Wer sich in den vergangenen Wochen in sozialen Netzwerken über den Migrationspakt informieren wollte, kam an plumpen Fotomontagen nicht vorbei. Da zieht etwa eine voll verschleierte, übergroße Frauenfigur – vermutlich Angela Merkel – ein Flüchtlingsboot hinter sich her. Ein Nutzer postete es auf Twitter und schrieb dazu „#MigrationspaktStoppen“ und „#Umvolkung stoppen“.
Es gibt viele Accounts, die solche Bilder oder diffamierende Nachrichten twitterten – nur gibt es begründete Zweifel daran, dass dahinter tatsächlich immer ein realer Mensch steckt. Denn eine Analyse der Firma Botswatch, die WELT in Auszügen exklusiv vorliegt, kommt zu dem Schluss: Die Debatte über den UN-Migrationspakt beim Kurznachrichtendienst Twitter ist maßgeblich von Social Bots beeinflusst.
Solche Bots (eine Abkürzung von Roboter) sind Teilnehmer in sozialen Netzwerken, die von Maschinen gesteuert werden. Es gibt verschiedene Arten solcher Bots. Manche reagieren etwa nach bestimmten Mustern auf Mitteilungen anderer und verfassen daraufhin automatisiert Beiträge. So können sie – oder ihre Macher – in Debatten eingreifen und sie lenken.
800.000 Tweets wurden untersucht
Je besser sie programmiert sind, desto schwieriger sind sie von realen Nutzern zu unterscheiden. Ihre Urheber kann man kaum herausfinden.
Mehr als ein Viertel aller Tweets zum Migrationspakt (28 Prozent) ist demnach auf künstliche Teilnehmer zurückzuführen. Den Analysten zufolge liegt der Durchschnitt bei politischen Diskussionen sonst etwa bei der Hälfte (zehn bis 15 Prozent).

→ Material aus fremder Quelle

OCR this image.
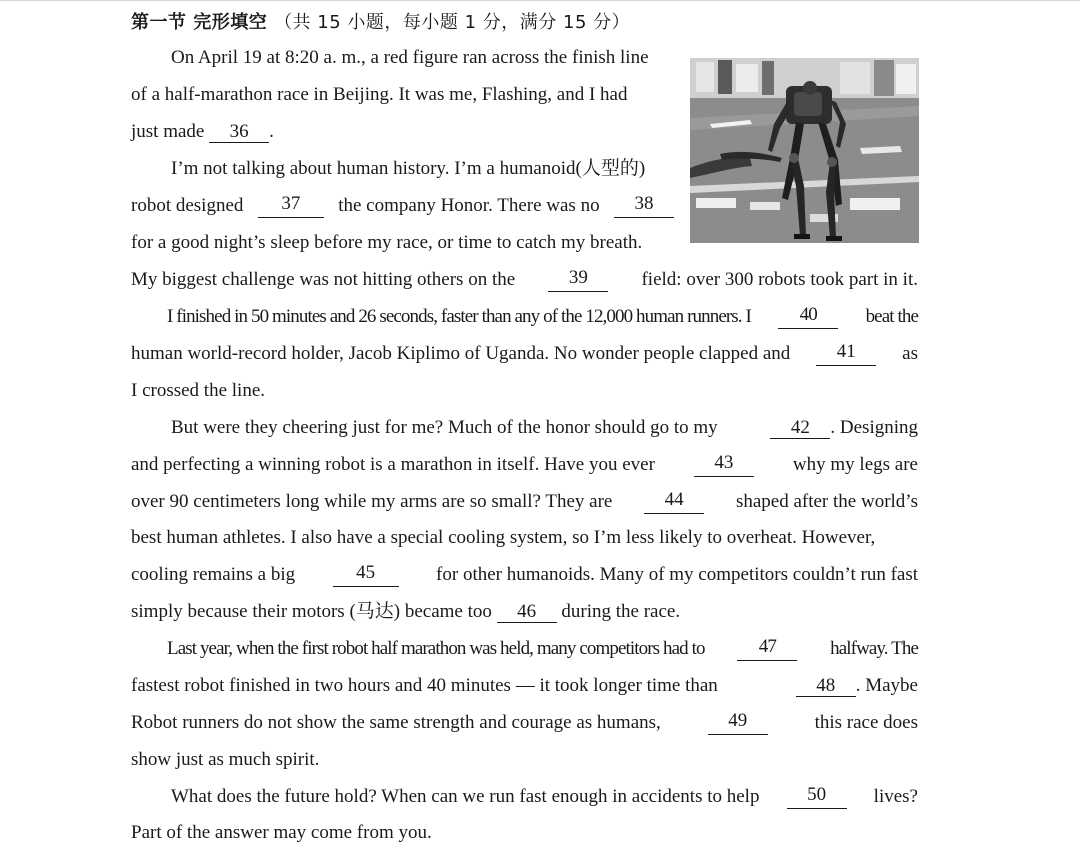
第一节 完形填空 （共 15 小题，每小题 1 分，满分 15 分）
On April 19 at 8:20 a. m., a red figure ran across the finish line
of a half-marathon race in Beijing. It was me, Flashing, and I had
just made 36 .
I’m not talking about human history. I’m a humanoid(人型的)
robot designed	37	the company Honor. There was no	38
for a good night’s sleep before my race, or time to catch my breath.
My biggest challenge was not hitting others on the	39	field: over 300 robots took part in it.
I finished in 50 minutes and 26 seconds, faster than any of the 12,000 human runners. I	40	beat the
human world-record holder, Jacob Kiplimo of Uganda. No wonder people clapped and	41	as
I crossed the line.
But were they cheering just for me? Much of the honor should go to my	42 . Designing
and perfecting a winning robot is a marathon in itself. Have you ever	43	why my legs are
over 90 centimeters long while my arms are so small? They are	44	shaped after the world’s
best human athletes. I also have a special cooling system, so I’m less likely to overheat. However,
cooling remains a big	45	for other humanoids. Many of my competitors couldn’t run fast
simply because their motors (马达) became too 46 during the race.
Last year, when the first robot half marathon was held, many competitors had to	47	halfway. The
fastest robot finished in two hours and 40 minutes — it took longer time than	48 . Maybe
Robot runners do not show the same strength and courage as humans,	49	this race does
show just as much spirit.
What does the future hold? When can we run fast enough in accidents to help	50	lives?
Part of the answer may come from you.
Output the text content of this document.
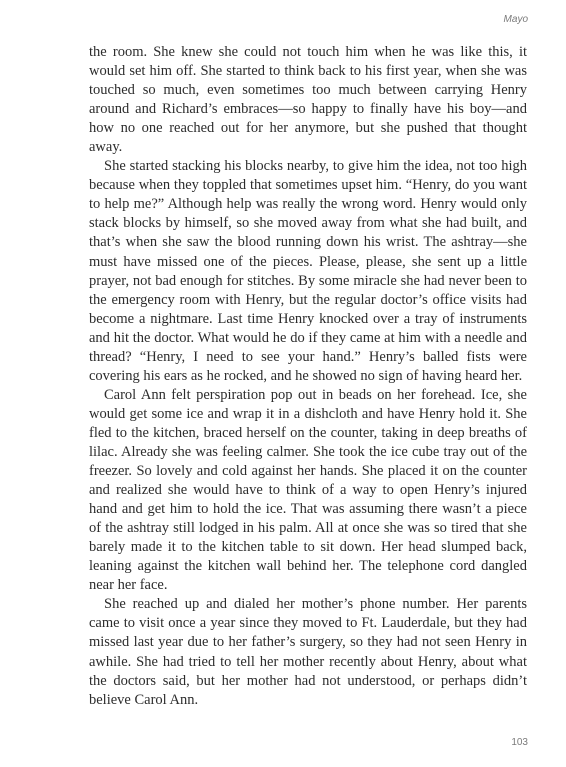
Mayo

the room. She knew she could not touch him when he was like this, it would set him off. She started to think back to his first year, when she was touched so much, even sometimes too much between carrying Henry around and Richard’s embraces—so happy to finally have his boy—and how no one reached out for her anymore, but she pushed that thought away.

She started stacking his blocks nearby, to give him the idea, not too high because when they toppled that sometimes upset him. “Henry, do you want to help me?” Although help was really the wrong word. Henry would only stack blocks by himself, so she moved away from what she had built, and that’s when she saw the blood running down his wrist. The ashtray—she must have missed one of the pieces. Please, please, she sent up a little prayer, not bad enough for stitches. By some miracle she had never been to the emergency room with Henry, but the regular doctor’s office visits had become a nightmare. Last time Henry knocked over a tray of instruments and hit the doctor. What would he do if they came at him with a needle and thread? “Henry, I need to see your hand.” Henry’s balled fists were covering his ears as he rocked, and he showed no sign of having heard her.

Carol Ann felt perspiration pop out in beads on her forehead. Ice, she would get some ice and wrap it in a dishcloth and have Henry hold it. She fled to the kitchen, braced herself on the counter, taking in deep breaths of lilac. Already she was feeling calmer. She took the ice cube tray out of the freezer. So lovely and cold against her hands. She placed it on the counter and realized she would have to think of a way to open Henry’s injured hand and get him to hold the ice. That was assuming there wasn’t a piece of the ashtray still lodged in his palm. All at once she was so tired that she barely made it to the kitchen table to sit down. Her head slumped back, leaning against the kitchen wall behind her. The telephone cord dangled near her face.

She reached up and dialed her mother’s phone number. Her parents came to visit once a year since they moved to Ft. Lauderdale, but they had missed last year due to her father’s surgery, so they had not seen Henry in awhile. She had tried to tell her mother recently about Henry, about what the doctors said, but her mother had not understood, or perhaps didn’t believe Carol Ann.

103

Der Anteil von Social Bots auf Twitter, gemessen an der Gesamtzahl aktiver Accounts, liegt bei 14 Prozent. Für ihre Studie zum UN-Migrationspakt untersuchten die Analysten knapp 800.000 Tweets im Zeitraum vom 24. November bis zum 2. Dezember 2018.
Botswatch ist ein „Cyber Intelligence Startup“ aus Berlin, das eine Technologie entwickelt hat, um die Beeinflussung der öffentlichen Meinung auf digitalen Plattformen durch solche Social Bots darstellen zu können.
Das Unternehmen ist darauf spezialisiert, Propaganda und Desinformation vor und während Wahlen und Terroranschlägen automatisiert aufzuspüren. Die Ergebnisse jetzt zeigen, dass der Migrationspakt unter vielen Twitternutzern kontrovers diskutiert wurde: Nicht jeder Tweet, nicht jeder Meinungsbeitrag war dabei Teil einer gesteuerten Kampagne.
Doch der jetzige Anteil von Social Bots ist laut Botswatch so hoch wie seit der Bundestagswahl nicht mehr. Irgendjemand hat offenbar ein großes Interesse daran, das Thema zu befeuern und die Diskussion zu beeinflussen.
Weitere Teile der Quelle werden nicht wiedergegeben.